The examples page describes how to run networks. Note that the generated code contains hard-coded directory paths pointing to the dataset as well as saved training weights, layer parameters, etc. For this reason, it is important that the networks be run from the published/OptiML/ directory. In the future the hard-coded directory to the parameter files may instead be an input argument during generation, but currently all generated files are placed in a subdirectory relative to published/OptiML/, specifically apps/src/NeuralNetwork/name, and so it is important that the call to delite be made from the OptiML/directory.

This section describes the settings in the automatically generated parameter files, which describe how to run the network.

global_params.txt

The generated file global_params.txt specifies the number of epochs to run and the mini-batch size during training. It also specifies how often during training to check the current network performance. This can be done on the training or validation set. For example, every 10 epochs you may instruct the network to run on the training and validation sets. This will determine the error and cross entropy on each dataset. Or, if you only want to run the check on the validation set every 10 epochs, you can omit the training set from the check by setting its frequency to "0 epochs" (and similarly you can omit the validation set). You can also specify the mini-batch size during these checks in the global_params.txt file.

Just as you can run checks on the training/validation sets every few epochs, you can also choose to save the network weights to the checkpoints/ directory every few epochs, and also keep a copy of the most recent weights that the network can read in. The latest weights are stored in the same directory as the parameter files, and all previous checkpoints (including a copy of the latest weights) are stored in the checkpoints directory. I.e. every time a checkpoint epoch is reached, two things will be done:

If you want to stop training and then restart where you left off, set the "Read model from file" and "Read momentum from file" parameters to "1" in global_params.txt. If these are set, then instead of initializing the weights from random values, the network will read in the weight and momentum files stored in the root directory for the network (the directory where the parameter files are). For example if the network contains only a single layer, it will read in the files w0.txt and b0.txt (layer 0 weights and biases), as well as dw0.txt and db0.txt (layer 0 momentum for weights and biases, if the "Read momentum from file" option is set). In order for this to work, at least one checkpoint must have already been saved. Then you can stop training the network at any time and restart, and it will pick up from the previous checkpoint. Alternatively, previous checkpoints can be copied into the network root directory (e.g. overwriting w0.txt and b0.txt in the example above), in which case the network will start from that checkpoint.

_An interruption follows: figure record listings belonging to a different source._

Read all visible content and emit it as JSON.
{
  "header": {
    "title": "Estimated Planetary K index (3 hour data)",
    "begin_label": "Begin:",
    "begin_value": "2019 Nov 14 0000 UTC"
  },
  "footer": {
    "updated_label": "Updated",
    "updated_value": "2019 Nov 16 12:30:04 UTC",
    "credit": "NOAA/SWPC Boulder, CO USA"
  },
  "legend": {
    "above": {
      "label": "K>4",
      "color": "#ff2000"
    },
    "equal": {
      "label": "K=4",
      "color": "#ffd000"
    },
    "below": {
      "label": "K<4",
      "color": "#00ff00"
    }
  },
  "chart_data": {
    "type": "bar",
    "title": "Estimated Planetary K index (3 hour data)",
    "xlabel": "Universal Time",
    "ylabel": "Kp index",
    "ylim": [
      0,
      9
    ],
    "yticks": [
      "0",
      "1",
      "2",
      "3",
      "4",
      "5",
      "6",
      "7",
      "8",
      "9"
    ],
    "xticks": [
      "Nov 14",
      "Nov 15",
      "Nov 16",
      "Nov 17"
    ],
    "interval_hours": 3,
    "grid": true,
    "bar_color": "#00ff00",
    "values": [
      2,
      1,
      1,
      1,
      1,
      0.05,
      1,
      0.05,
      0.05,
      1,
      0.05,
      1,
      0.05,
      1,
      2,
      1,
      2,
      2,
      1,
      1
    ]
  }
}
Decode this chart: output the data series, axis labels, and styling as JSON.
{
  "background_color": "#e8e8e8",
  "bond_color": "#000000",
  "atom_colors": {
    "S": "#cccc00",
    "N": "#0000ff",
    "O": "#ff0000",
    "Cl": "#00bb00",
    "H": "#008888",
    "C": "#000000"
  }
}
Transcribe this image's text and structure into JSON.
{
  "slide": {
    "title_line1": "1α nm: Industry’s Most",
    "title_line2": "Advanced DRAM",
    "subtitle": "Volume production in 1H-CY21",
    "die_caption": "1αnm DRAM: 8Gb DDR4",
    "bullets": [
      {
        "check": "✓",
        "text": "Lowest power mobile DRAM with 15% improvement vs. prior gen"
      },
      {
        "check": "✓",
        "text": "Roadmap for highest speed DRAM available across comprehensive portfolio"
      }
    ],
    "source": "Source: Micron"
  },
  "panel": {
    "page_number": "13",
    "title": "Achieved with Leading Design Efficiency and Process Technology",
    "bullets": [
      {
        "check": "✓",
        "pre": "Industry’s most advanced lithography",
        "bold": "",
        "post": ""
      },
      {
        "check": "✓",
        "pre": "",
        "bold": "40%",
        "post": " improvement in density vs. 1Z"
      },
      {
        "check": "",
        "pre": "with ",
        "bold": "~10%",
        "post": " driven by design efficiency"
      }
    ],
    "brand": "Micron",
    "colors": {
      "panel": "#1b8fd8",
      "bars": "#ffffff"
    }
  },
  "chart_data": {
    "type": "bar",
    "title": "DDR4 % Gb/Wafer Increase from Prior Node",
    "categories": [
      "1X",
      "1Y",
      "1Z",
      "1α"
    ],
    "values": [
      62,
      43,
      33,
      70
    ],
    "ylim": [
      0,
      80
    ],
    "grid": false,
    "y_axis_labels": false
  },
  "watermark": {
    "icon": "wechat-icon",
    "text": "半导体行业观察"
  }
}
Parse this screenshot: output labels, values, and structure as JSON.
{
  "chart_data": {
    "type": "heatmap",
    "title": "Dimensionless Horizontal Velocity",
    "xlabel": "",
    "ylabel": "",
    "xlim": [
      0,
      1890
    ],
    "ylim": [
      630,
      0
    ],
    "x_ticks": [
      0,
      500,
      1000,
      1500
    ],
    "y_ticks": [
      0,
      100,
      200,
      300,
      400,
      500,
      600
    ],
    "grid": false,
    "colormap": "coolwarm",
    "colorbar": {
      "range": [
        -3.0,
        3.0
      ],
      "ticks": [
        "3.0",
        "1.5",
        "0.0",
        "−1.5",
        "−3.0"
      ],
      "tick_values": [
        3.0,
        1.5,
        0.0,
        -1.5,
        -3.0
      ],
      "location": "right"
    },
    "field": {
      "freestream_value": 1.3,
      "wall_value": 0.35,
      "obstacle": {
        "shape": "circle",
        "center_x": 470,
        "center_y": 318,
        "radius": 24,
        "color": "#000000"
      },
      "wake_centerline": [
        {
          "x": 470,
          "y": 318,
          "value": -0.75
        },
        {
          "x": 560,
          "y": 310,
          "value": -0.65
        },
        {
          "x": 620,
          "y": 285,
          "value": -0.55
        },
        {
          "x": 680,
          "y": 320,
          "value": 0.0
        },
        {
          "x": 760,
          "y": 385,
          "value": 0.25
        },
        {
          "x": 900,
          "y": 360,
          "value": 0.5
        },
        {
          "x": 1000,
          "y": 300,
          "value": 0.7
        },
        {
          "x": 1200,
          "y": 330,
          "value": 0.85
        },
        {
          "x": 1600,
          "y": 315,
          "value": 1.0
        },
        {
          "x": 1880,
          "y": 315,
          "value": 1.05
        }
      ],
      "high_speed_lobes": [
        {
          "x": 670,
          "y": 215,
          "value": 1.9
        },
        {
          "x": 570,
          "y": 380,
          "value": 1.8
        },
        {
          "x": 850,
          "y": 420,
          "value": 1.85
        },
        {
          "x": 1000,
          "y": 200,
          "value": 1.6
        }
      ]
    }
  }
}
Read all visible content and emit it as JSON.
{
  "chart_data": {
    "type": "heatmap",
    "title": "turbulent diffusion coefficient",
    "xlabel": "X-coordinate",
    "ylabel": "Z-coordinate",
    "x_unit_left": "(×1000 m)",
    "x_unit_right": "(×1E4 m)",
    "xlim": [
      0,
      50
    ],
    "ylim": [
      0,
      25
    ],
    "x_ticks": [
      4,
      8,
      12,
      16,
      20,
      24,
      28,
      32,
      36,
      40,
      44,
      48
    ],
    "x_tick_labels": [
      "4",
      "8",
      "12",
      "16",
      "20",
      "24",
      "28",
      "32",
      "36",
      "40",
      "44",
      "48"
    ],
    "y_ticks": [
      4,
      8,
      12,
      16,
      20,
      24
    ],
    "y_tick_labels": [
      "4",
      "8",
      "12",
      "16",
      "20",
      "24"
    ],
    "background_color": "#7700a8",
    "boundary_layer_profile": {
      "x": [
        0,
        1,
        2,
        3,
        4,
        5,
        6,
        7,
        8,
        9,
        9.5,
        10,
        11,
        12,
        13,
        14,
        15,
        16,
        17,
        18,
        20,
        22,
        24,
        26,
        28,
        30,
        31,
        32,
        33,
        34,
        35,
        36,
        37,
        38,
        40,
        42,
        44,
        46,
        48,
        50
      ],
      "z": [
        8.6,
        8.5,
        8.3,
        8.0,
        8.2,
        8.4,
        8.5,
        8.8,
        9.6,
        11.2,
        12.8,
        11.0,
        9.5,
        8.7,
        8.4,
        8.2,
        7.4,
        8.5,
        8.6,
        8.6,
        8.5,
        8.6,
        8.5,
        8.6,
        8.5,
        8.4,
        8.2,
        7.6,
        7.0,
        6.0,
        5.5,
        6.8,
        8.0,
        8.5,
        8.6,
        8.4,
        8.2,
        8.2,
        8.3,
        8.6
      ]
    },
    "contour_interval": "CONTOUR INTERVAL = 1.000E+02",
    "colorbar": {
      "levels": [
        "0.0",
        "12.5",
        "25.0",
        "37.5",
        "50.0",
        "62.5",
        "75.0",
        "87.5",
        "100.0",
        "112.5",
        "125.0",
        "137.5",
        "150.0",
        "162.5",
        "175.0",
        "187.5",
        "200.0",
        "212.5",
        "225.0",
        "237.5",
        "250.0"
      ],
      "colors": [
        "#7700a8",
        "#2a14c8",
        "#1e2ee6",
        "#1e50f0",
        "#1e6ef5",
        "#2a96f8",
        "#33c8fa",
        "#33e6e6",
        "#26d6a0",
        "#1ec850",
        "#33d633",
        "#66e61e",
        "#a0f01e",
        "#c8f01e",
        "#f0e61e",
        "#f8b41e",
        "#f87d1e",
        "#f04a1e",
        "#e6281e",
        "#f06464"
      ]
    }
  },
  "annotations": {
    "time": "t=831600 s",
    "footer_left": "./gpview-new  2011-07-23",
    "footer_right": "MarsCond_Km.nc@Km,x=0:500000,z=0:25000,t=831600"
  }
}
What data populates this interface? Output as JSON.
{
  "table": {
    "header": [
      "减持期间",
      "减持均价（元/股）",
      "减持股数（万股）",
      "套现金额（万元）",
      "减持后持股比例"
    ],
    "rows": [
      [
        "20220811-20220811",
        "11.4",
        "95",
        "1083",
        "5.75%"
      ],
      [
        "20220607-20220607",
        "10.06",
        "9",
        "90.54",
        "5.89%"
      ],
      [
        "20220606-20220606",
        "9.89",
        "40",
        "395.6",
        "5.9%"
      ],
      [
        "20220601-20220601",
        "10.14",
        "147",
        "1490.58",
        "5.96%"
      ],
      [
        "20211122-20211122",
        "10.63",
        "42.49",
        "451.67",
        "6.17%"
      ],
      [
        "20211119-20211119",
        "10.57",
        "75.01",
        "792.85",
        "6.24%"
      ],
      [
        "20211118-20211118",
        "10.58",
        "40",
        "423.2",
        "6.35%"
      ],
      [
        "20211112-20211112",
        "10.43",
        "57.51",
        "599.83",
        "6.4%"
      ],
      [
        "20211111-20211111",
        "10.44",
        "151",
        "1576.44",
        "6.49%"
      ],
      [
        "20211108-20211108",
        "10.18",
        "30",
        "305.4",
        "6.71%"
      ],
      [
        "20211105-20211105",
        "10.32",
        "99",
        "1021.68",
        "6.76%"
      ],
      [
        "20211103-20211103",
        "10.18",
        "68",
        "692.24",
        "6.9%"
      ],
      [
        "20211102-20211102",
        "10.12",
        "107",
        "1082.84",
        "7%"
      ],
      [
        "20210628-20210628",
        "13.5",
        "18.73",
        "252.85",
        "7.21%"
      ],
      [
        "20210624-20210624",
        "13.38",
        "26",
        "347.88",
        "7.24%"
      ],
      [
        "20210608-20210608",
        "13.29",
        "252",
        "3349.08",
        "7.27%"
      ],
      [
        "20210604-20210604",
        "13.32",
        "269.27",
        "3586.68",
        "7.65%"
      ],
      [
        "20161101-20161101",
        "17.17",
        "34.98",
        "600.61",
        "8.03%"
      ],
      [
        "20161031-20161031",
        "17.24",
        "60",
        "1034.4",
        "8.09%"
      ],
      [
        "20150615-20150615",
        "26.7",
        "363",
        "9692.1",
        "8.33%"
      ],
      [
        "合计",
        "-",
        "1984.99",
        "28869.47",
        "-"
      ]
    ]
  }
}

global_params.txt also lets you select whether you want to train the network (Test mode = "0") or test on the test set (Test mode = "1").

Automatic Learning Rate Reduction

If you specify in global_params.txt that the validation set should be run periodically, then automatically the network will record the validation error over time in a log file (and the same is true for the training error). If the validation error ever increases, then the network will automatically reduce the learning rates by a factor of 10 and continue training (recall that initial learning rates for each layer can be set in the layer parameter files, or all at once for all layers by specifying the net attribute lr_cmd_line_arg).

layer_*_params.txt

Parameter files are also generated for each layer. These can be used to modify the learning rate, momentum, L2 regularization, as well as ranges of initial weights and biases. Weights are initalized randomly from a normal distribution with mean 0 and variance 1. The random weights from this distribution are then multiplied by your setting of the "initial weights" parameter. Similarly, the biases are initialized at constant 1, and then multiplied by the value of the "initial biases" parameter (except for softmax layers which always have biases initialized to 0).